World Cup 2014: Hot times ahead for Samurai Blue

World Cup 2014: Hot times ahead for Samurai Blue
Keisuke Honda ended a scoring drought in Japan’s final World Cup warmup match against Zambia, and hopes are high he can continue to find the net in Brazil.

The Samurai Blue's fifth venture into World Cup action starts Saturday, two days after host Brazil and Croatia kick off the event.

Japan's results in its previous appearances are divided-the team made it to the last 16 in 2002 and 2010, but struggled in the group stages in 1998 and 2006 and did not advance.

Japan's biggest issue is whether or not it can progress to the knockout stage for the second consecutive tournament. The key to surviving group play lies not only in matching up to the strength of the opponents, but mitigating circumstances that include heat and travel distance.

Japan will face Cote d'Ivoire, Greece and Colombia in the group stage. None of those teams will be easy to handle for Japan, ranked 46th in the FIFA world rankings as of June 5. Colombia is No. 8, Greece is ranked 12th and Cote d'Ivoire No. 23.

Despite differences in playing style, the teams in Japan's group have a common thread: physical toughness.

Japan's first match against Cote d'Ivoire will be a yardstick for the Samurai Blue, who will use it to gauge their chances of reaching the knockout stage.

The African team features a large number of renown players such as Didier Drogba, Yaya Toure and his brother Kolo, Didier Zokora and Gervinho, who are highly skilled and athletic.

"To my regret, we've been placed in a group with a team that I think is the best in Africa," Japan manager Alberto Zaccheroni said after the draw was announced in December.

The match will take place in the northern city of Recife.

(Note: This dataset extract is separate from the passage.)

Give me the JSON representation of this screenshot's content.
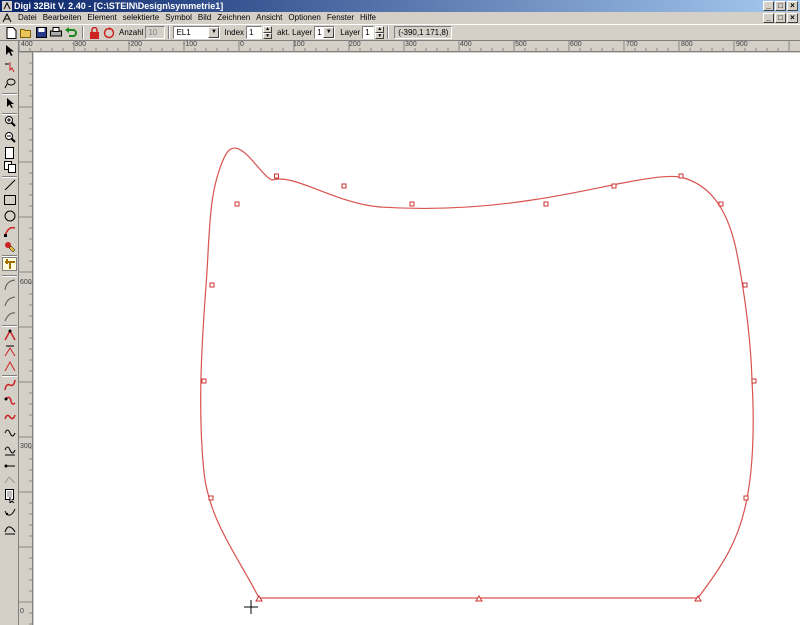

The hot and humid climate of the city could work as an advantage for the African team, which is used to playing in such conditions.

However, the African team's weakness comes in its lack of cohesion.

Good track record against Africans

The Samurai Blue will unlikely be daunted in facing Cote d'Ivoire, as they have a decent history in matchups against African teams-Japan edged Cameroon in its first meeting in the 2010 tournament, and beat Ghana in a friendly in September.

Cote d'Ivoire's key player is Yaya Toure, a Manchester City midfielder who has been named the African Player of the Year for three straight years from 2012 to 2014. He excels on the defensive side, with his tackles and interceptions, while also being a decisive factor on offence because of his passing, dribbling and shooting.

Five days later, Japan faces Greece in Natal, also a northern city. Japan is expected to dominate possession, but Greece is fully aware of the Samurai Blue's style of play.

The European team has solid defence and is confident in its ability to counterattack and use set plays, so Japan cannot let its guard down no matter how much the game starts to go in its favour.